I'm no Tory, believe me. My posts do sound rather "and now let's hear from the Rail Delivery Group" so here goes trying to sort everything out.
I visited somewhere recently, Northwich or Nantwich, I always get them muddled. Ticket office at the station. One man, twiddling his thumbs. Literally twiddling his thumbs. Passengers walking past, some with phones in hands, some buying tickets at the machine. Whatever jobs he may have had, whatever role he may have been waiting to do later, the public perception was "he's getting paid to sit in a room doing not very much"
I was on a train to Ilkley the other month. Guard checking tickets through the carriage. Bleep, bleep, bleep, bleep: digital tickets every single time. Not a single paper ticket. On the way back - I'm a groundhopper so always doing these jaunts - one passenger had a paper ticket and joked with the guard, "Suppose I'm rather old fashioned." While he bleeped my digital ticket the guard agreed: "Don't see them very often!"

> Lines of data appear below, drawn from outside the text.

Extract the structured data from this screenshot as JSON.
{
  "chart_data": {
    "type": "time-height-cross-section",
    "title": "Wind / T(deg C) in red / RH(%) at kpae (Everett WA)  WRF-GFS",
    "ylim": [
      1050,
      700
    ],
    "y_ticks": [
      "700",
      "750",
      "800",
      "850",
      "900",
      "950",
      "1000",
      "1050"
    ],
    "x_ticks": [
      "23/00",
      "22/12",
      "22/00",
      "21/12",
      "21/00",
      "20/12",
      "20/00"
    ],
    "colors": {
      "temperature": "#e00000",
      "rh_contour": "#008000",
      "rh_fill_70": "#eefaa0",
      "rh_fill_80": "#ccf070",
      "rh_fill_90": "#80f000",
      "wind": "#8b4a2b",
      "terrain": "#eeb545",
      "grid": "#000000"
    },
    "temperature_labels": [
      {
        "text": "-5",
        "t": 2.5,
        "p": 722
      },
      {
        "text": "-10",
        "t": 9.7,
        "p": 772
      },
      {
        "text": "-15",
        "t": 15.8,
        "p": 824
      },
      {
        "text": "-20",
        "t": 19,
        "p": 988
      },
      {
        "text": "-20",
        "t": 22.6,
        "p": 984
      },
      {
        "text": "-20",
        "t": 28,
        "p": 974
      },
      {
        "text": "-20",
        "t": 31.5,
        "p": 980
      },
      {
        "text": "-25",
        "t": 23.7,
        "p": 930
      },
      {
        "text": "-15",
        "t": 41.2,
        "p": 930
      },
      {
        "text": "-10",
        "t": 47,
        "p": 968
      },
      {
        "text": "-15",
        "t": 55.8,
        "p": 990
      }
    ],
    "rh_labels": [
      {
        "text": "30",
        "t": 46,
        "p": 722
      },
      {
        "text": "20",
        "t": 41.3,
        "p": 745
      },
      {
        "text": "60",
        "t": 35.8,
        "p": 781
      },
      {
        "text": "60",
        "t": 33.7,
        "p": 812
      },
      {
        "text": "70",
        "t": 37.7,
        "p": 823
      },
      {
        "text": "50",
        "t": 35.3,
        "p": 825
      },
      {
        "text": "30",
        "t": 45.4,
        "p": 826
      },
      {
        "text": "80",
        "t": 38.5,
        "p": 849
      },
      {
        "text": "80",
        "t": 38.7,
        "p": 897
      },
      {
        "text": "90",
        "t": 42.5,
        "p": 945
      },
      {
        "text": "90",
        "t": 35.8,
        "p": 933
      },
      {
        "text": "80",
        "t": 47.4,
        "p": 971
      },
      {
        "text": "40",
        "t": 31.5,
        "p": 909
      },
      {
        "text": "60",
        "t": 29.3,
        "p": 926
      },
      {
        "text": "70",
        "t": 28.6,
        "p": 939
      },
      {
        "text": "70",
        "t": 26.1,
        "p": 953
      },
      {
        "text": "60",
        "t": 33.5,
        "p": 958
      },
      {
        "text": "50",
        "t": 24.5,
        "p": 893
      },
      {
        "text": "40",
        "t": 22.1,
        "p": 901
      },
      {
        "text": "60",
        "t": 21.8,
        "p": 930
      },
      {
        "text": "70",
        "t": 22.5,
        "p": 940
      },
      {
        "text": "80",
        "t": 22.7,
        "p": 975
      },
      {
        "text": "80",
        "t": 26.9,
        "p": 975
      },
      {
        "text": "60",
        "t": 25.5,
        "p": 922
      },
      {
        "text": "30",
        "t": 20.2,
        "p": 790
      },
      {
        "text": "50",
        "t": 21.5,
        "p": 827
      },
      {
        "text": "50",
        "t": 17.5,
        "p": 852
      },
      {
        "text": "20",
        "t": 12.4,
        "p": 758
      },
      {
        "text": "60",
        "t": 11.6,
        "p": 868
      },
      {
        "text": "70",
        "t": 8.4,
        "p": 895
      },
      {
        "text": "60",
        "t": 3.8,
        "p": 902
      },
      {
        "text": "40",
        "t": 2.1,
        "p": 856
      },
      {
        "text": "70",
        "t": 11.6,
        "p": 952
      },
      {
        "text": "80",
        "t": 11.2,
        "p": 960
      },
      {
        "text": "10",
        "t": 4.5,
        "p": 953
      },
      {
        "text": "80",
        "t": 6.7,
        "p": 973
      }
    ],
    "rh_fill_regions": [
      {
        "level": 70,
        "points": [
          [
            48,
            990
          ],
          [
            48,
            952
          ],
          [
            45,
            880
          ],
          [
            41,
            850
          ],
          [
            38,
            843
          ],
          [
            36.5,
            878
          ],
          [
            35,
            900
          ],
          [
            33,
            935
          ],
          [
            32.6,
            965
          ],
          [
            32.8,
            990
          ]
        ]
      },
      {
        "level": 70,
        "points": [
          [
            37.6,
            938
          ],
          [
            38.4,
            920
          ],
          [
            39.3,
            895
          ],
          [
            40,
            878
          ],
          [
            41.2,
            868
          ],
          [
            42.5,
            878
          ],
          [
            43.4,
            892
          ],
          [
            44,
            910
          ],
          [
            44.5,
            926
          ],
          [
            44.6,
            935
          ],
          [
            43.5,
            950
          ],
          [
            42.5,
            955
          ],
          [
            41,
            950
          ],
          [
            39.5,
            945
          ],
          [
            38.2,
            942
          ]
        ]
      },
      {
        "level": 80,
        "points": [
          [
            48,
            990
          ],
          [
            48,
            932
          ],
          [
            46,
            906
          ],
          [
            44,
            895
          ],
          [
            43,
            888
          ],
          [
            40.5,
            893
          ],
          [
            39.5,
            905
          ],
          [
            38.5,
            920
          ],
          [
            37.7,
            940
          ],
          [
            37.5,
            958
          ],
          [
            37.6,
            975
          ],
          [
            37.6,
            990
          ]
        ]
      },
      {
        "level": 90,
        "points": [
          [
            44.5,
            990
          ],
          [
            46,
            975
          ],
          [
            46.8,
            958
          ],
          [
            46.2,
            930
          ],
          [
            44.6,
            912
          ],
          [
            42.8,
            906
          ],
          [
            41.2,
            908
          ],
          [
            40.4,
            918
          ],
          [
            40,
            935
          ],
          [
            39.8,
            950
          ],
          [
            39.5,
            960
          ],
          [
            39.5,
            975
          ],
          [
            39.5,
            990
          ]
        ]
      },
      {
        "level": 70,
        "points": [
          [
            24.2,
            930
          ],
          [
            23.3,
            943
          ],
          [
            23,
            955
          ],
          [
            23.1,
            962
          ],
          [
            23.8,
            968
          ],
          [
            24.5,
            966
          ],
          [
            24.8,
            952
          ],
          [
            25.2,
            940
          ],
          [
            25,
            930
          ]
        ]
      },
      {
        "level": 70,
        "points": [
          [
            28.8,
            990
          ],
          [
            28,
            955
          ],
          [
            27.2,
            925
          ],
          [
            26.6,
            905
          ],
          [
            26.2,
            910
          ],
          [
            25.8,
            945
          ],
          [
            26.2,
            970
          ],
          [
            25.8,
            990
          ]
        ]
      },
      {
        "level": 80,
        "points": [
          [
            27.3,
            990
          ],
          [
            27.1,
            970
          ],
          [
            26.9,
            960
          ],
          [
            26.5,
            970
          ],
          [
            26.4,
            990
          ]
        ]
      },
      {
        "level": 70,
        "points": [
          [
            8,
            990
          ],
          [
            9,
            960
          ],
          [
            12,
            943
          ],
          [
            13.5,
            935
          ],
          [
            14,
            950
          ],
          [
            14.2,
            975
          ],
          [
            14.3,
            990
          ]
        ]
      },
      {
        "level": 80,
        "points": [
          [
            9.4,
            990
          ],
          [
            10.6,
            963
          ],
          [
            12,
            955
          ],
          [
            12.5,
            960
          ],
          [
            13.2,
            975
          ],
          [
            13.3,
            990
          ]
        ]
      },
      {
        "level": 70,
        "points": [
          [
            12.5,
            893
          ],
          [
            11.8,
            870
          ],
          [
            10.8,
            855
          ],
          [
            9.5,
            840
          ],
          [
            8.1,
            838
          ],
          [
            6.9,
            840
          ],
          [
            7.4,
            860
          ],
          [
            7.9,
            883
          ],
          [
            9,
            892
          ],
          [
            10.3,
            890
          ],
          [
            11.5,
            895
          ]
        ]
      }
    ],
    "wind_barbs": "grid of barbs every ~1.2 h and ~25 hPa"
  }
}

I know that anecdote isn't the plural of data and I'm not using these as a wrecking ball to anyone's argument. But looking at bored employee, and digital guard, and putting them together with observations at my local station, the age of the ticket office being the hole in the wall with a queue isn't as secure as it used to be. The statistics back this up: 80%+ tickets are digital or machine bought.
I don't want to sound harsh, or heartless, or Tory. I enjoy this forum a lot and I know that I agree with a lot of posters here more than I disagree (except with Brewdog, where I appear to be at odds with two posters in particular)
Maybe this is just one of those topics where I can see a genuinely better industry, one with integrated ticketing, modern connectivity, better trains for staff and passengers, modern station facilities, all the things we should have were it not for shitty politicians and shitty vested interests. There's very few subjects where I disagree with the consensus on here so now I'm really aware of 'standing out' by supporting the railways taking people out of the offices and into the platforms.
Honestly, hand on heart honestly, I don't want to lock granny away because she can't work Trainline, and I don't want to keep people with health issues from enjoying a day out somewhere. The industry must do better to bring everybody along, I honestly believe that. It's just where I differ, really, is wanting to go ahead with improvements now, while posters want a better opportunity for marginalised people first, before changes to the system.
This is a long post
. I just get so anxious about putting a foot wrong here.